3 A± 0.27.7 A± 0.36.
1 A± 0.6S.marcescens19 A± 0.66.
6 A± 0.821.3 A± 1.910.5 A± 0.2Heat intervention cut down the activity of both types of Sedr honeys, but did non destruct them it ; proposing that heat intervention could be used as agencies of cheaply and efficaciously sterilising these honeys prior to utilize on lesions ; a characteristic which would do these honeys peculiarly utile for usage in handling lesion sin low engineering infirmaries and field intervention centres.
When diluted ( 50 % w/v ) , the Sedr honeys retained considerable activity ( increased in the instance of B.subtilis for both Sedr honey types following heat intervention ( Table 4 ) .Table 4. The consequence of heat and catalase intervention on diluted Sedr honeysMountain Sedr honeySedr honey50 %50 % heated50 % Catalase50 %50 % heated50 % CatalaseB.subtilis9 A± 114 A± 0.512.
3A±0.67.4 A± 2.311.3A±0.
810B.sphaericus107.3 A± 0.210.
6A±0.611 A± 0.37.12A±0.310.7A±0.3E.
coli18 A± 1.54.2 A± 0.810.3A±0.
3A±0.3S.epidermidis1.7 A± 0.956A±0.
11.7 A± 0.94.6A±0.37.3A±0.6S.
marcescens12.7 A± 0.74.2 A± 0.
85.8A±0.416.7 A± 2.37.
3A±0.35 A±0.5The ability of a honey to retain activity following dilution is utile as a diluted honey is likely to break perforate lesions and make hidden bacterium than is a full strength honey. Catalase reduced the antibacterial effects of Sedr honeys, but once more activity remained high ; a consequence which shows that the antibacterial activity of Sedr honeys is non due entirely to hydrogen peroxide, but besides to complex phytochemicals ( Table 4 ) .There appear to hold been no old published studies on the antibacterial effects of Sedr honeys.

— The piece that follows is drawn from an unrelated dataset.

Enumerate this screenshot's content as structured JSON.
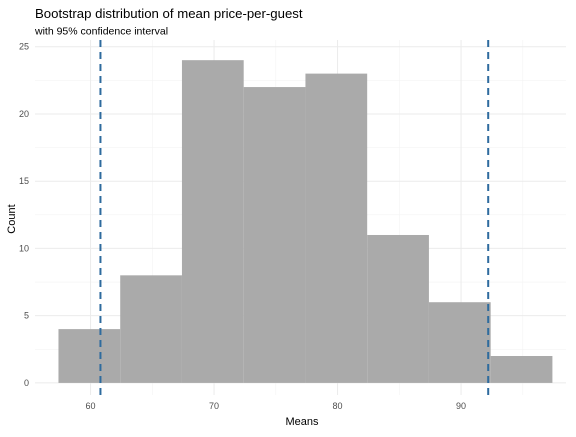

The comparatively pronounced antibacterial activity of the two Sedr honeys tested here nevertheless, suggests that these merchandises could happen a topographic point in would intervention and replace the Manuka honeys which presently the chief honey-type used in medical specialty ; as a consequence, we suggest that it would be worthwhile to further, to the full, assess the medical potency of Sedr honeys.
The authour thanks Professor M. Wainwright and H.Seaton of the Department of Molecular Biology and Biotechnology, University of Sheffield, UK, for their parts to this survey.